Cuanto más intentamos controlar algo, ¿qué ocurre? Que más se nos escapa de las manos. Por eso, por mucho que una mujer busque llegar al orgasmo, este control y esta intención fruto de la inseguridad de no poder conseguirlo pueden llevarla a no experimentarlo.

  • Esta situación suele darse en personas que suelen ser muy perfeccionistas y que quieren que todo esté bajo control, dejando muy poco margen para la improvisación.
  • El problema de esto es que la mujer que sufre este tipo de anorgasmia no disfruta de la relación sexual, pues como su intención se concentra solo en la obtención del orgasmo.
  • Así, se olvida de las caricias, de los besos y de estimular otros puntos de placer.

    ¿Por dónde empiezo?

    Hay muchas mujeres que sufren de anorgasmia femenina porque desconocen completamente su cuerpo. Probablemente estén rodeadas de mitos sobre la sexualidad que han hecho que no intentasen profundizar en el conocimiento y la búsqueda de su placer.

    ¿Cómo conocer nuestro cuerpo? ¿Cómo saber qué nos gusta? La respuesta se encuentra en la masturbación. Pues, aunque creamos que las relaciones sexuales solo se tienen en pareja, lo cierto es que el disfrute con uno mismo aporta grandes aprendizajes.

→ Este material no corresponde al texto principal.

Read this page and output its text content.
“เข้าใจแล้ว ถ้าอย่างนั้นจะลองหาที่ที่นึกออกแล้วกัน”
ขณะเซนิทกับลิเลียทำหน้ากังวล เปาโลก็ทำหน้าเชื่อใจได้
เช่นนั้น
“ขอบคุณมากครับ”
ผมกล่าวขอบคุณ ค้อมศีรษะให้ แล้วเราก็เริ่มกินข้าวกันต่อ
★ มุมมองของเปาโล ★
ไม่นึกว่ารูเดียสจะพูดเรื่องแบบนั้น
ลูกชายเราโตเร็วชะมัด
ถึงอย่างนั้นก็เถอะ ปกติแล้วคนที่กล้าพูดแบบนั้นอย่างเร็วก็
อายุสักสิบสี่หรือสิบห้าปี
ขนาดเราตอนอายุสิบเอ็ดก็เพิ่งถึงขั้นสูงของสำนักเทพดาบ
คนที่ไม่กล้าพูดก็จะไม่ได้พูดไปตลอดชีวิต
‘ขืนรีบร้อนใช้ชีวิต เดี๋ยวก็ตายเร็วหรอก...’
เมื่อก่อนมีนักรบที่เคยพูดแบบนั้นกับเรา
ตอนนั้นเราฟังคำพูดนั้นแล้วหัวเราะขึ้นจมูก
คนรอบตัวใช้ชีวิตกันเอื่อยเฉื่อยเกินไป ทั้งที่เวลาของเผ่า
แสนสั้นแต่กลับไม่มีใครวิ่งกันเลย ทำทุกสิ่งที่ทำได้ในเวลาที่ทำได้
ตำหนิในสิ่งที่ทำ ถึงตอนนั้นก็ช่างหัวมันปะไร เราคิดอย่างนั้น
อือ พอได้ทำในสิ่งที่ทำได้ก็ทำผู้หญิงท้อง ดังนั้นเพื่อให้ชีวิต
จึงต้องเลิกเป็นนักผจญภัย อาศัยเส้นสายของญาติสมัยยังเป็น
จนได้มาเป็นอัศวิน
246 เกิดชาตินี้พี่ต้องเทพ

    Si no sabemos dónde tocarnos para darnos placer, si desconocemos aquello que nos gusta, ¿cómo podremos llegar al orgasmo en un relación sexual?

    Derribar determinadas creencias, consultar con profesionales y empezar a explorar el propio cuerpo será necesario para terminar con este tipo de anorgasmia femenina.

    Tiré la toalla

    En este punto, nos enfrentamos a uno de los casos más difíciles. Aquellas mujeres que sufren de anorgasmia femenina porque han tirado la toalla y ni siquiera quieren buscar la solución a su problema.

    Este tipo de mujeres ya no buscan el orgasmo y hasta han llegado a creer que esto es una mentira, que el orgasmo en realidad no existe.

    Su frustración se manifiesta en un autoengaño que las lleva a rechazar cualquier contacto sexual, a ignorar los posibles impulsos sexuales que pueda mandar su cuerpo y a dejar de ser afectuosas.

    Cuando una mujer sufre anorgasmia femenina por haber tirado la toalla no es que se sienta perdida ni que quiera controlar la situación. Detrás de esto puede haber un trauma, un problema de pareja, un miedo o incluso depresión.

  • Por eso, en este caso es indispensable solicitar la ayuda de un profesional que pueda arrojar luz sobre el problema que hay debajo.

    En estos casos en que las causas son de carácter psicológico tiene solución. Con una terapia adecuada o, en los casos más sencillos, liberando miedos, creencias y atreviéndose se puede resolver el problema.

    El orgasmo femenino no es ningún mito. Sin embargo, obsesionarnos con ello puede no llevarnos al resultado buscado. Aprendamos a dejarnos llevar, a dejar nuestras inseguridades a un lado y disfrutemos de las relaciones sexuales de manera plena.